New York’s rebirth as a safer-than-average large city since the 1990s has coincided with an increase in tourism here.

According to city officials, about 44 million people visited last year on business or pleasure.

“One overarching reason why people are coming here, in a city that was attacked five years ago, it’s because they have a sense of comfort as far as security is concerned,” Mr. Kelly said.

The department is continuing to pour more resources into community policing, forging bonds between its officials and local leaders, especially those from new immigrant communities.

Yet in neighborhoods where homicide rates climbed, residents seem divided about whether this recent and heightened focus was improving their lives.

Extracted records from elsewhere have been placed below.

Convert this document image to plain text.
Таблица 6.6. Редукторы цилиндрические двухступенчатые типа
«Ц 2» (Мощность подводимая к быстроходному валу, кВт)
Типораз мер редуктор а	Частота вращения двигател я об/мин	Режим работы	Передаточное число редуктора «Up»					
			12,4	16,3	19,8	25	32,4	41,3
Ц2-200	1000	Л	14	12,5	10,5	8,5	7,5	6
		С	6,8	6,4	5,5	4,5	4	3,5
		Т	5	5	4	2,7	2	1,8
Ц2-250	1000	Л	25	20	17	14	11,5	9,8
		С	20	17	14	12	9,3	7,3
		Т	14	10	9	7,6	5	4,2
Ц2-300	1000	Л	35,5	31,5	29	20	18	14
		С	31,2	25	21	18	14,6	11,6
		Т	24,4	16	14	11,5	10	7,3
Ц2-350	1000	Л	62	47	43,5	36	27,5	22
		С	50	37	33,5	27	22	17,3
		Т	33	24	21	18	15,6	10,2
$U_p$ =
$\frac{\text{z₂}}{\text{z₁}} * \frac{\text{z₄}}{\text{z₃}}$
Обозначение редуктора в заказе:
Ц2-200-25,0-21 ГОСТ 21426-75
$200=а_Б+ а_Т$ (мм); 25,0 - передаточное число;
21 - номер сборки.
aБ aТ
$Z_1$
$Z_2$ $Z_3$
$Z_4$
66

Allah B, the director of the Allah in Mecca Youth Center in Harlem, commended officers in its precinct, the 28th, for holding local forums and listening to community concerns.

Even though slayings in the precinct more than doubled, to 11, last year, he said the increased connection between residents and the police fostered a greater sense of ease.

Yet a longtime resident of the St. Nicholas Homes in Harlem said police efforts to rout out criminals were having a divisive effect in her neighborhood.

“They caused a lot of trouble trying to play one person against the other,” said the woman, who would give only her first name, Keisha. She said people in the neighborhood also felt harassed and persecuted by the police, and that such impressions heightened the tension and stress in the community.

Still, despite a slight increase in the number of homicides in her neighborhood, she said the streets felt far less violent than in previous years.

The sense that New Yorkers are increasingly inhabiting two different realities seems particularly strong in places like Fort Greene, Brooklyn, home to a thriving cafe scene and crime-plagued public housing complexes.

Eleven homicides were recorded in the neighborhood last year, compared with none in 2005.

Strolling along a stretch of DeKalb Avenue by Fort Greene Park late last week, Cheryl Pickett, 36, said she had no idea that murders had risen so sharply in the area.

Ms. Pickett, who has lived in Fort Greene for five years, said her perception of the neighborhood had not changed. She still thinks of it as a safe, child-friendly place with charming shops and bars.

“When things happen, it’s really surprising,” Ms. Pickett said. “This year seems no different than last.”

Trymaine Lee contributing reporting.